Kurz zuvor versuchte der Parteichef, die Wogen zu glätten. Der „Stuttgarter Zeitung“ (Mittwoch) er: „Sabine Leutheusser-Schnarrenberger hat Recht, wenn sie auf die Doppelmoral der Sozialdemokraten hinweist. Klar ist: Wenn das Steuerabkommen mit der Schweiz endlich umgesetzt ist, dann erübrigt sich vieles, auch der Ankauf solcher CDs.“
Aus dem Umfeld Röslers verlautete am Abend in Mainz, der Parteichef sei selbst überrascht gewesen von der scharfen öffentlichen Distanzierung Dörings am Montag. Deshalb habe er die Dinge geradegerückt.
Leutheusser-Schnarrenberger hatte am Wochenende vorgeschlagen, den Ankauf gestohlener Steuerdaten unter Strafe zu stellen. Döring sagte daraufhin am Montag in Berlin, die große Mehrheit des Präsidiums sehe den Vorstoß skeptisch, weil die Liberalen zuallererst wollten, dass das Steuerabkommen zwischen Deutschland und der Schweiz in Kraft trete. Die Parteispitze habe vom Vorschlag der Ministerin aus den Medien erfahren, Rösler wolle noch im Laufe des Tages mit ihr reden.

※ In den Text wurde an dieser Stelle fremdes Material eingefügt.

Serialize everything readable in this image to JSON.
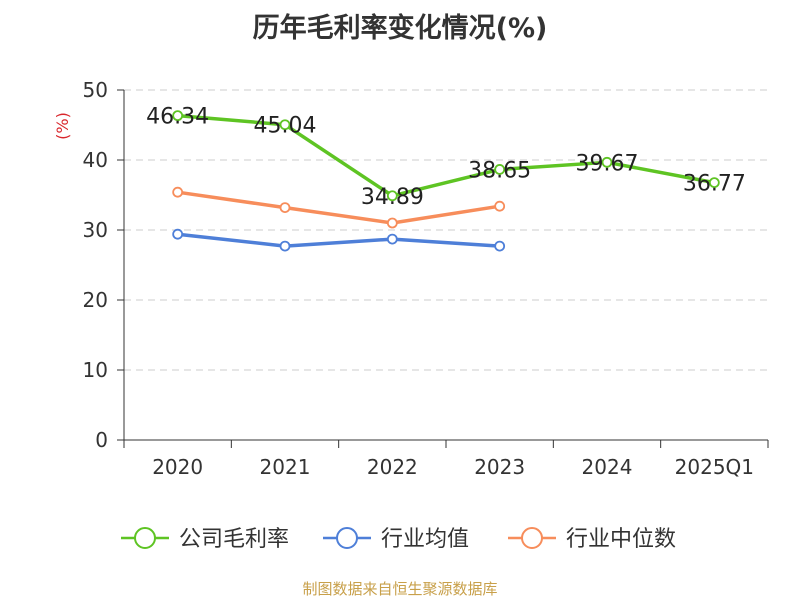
{
  "chart_data": {
    "type": "line",
    "title": "历年毛利率变化情况(%)",
    "ylabel": "(%)",
    "categories": [
      "2020",
      "2021",
      "2022",
      "2023",
      "2024",
      "2025Q1"
    ],
    "ylim": [
      0,
      50
    ],
    "yticks": [
      "0",
      "10",
      "20",
      "30",
      "40",
      "50"
    ],
    "grid": true,
    "legend_position": "bottom",
    "series": [
      {
        "name": "公司毛利率",
        "color": "#5ec423",
        "values": [
          46.34,
          45.04,
          34.89,
          38.65,
          39.67,
          36.77
        ],
        "labels": [
          "46.34",
          "45.04",
          "34.89",
          "38.65",
          "39.67",
          "36.77"
        ]
      },
      {
        "name": "行业均值",
        "color": "#4e7fd8",
        "values": [
          29.4,
          27.7,
          28.7,
          27.7,
          null,
          null
        ]
      },
      {
        "name": "行业中位数",
        "color": "#f78d5b",
        "values": [
          35.4,
          33.2,
          31.0,
          33.4,
          null,
          null
        ]
      }
    ]
  },
  "source": "制图数据来自恒生聚源数据库"
}
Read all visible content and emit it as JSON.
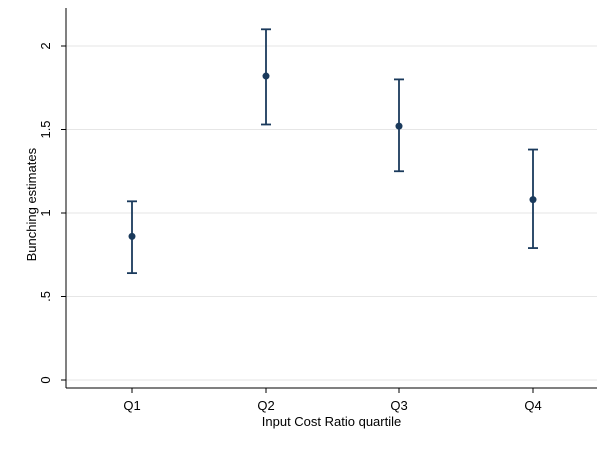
{
  "chart_data": {
    "type": "scatter",
    "title": "",
    "xlabel": "Input Cost Ratio quartile",
    "ylabel": "Bunching estimates",
    "categories": [
      "Q1",
      "Q2",
      "Q3",
      "Q4"
    ],
    "series": [
      {
        "values": [
          0.86,
          1.82,
          1.52,
          1.08
        ],
        "ci_lower": [
          0.64,
          1.53,
          1.25,
          0.79
        ],
        "ci_upper": [
          1.07,
          2.1,
          1.8,
          1.38
        ]
      }
    ],
    "ylim": [
      0,
      2.15
    ],
    "yticks": [
      0,
      0.5,
      1,
      1.5,
      2
    ],
    "ytick_labels": [
      "0",
      ".5",
      "1",
      "1.5",
      "2"
    ],
    "grid": "horizontal",
    "marker_color": "#1a3a5c",
    "grid_color": "#e6e6e6"
  }
}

Leutheusser-Schnarrenberger selbst hatte nicht an der Sitzung teilgenommen. Sie betonte am Dienstag, dass sie mit Finanzminister Wolfgang Schäuble (CDU) einer Meinung sei: „Wir sollten alles tun, damit es zu dem Steuerabkommen mit der Schweiz kommt“, sagte sie dem Radiosender Antenne Bayern. Das Bestreben aller müsse aber sein, einen rechtsstaatlichen Weg aus der Grauzone zu finden. „Denn das ist es, wenn Daten geklaut werden in der Schweiz, in Banken und dann auf einem Datenträger hier verkauft werden.“
Der FDP-Ehrenvorsitzende Hans-Dietrich Genscher forderte seine Partei zu einer klareren Profilierung auf. „Der Kurs der Parteiführung irritiert mich nicht, aber er sollte noch profilierter werden“, sagte er dem „Bonner General-Anzeiger“ (Mittwoch). Die Wahlkämpfer Christian Lindner in Nordrhein-Westfalen und Kubicki in Schleswig-Holstein hätten gezeigt, „dass man mit einem klaren politischen Profil gegen einen vermeintlichen Trend erfolgreich sein kann“.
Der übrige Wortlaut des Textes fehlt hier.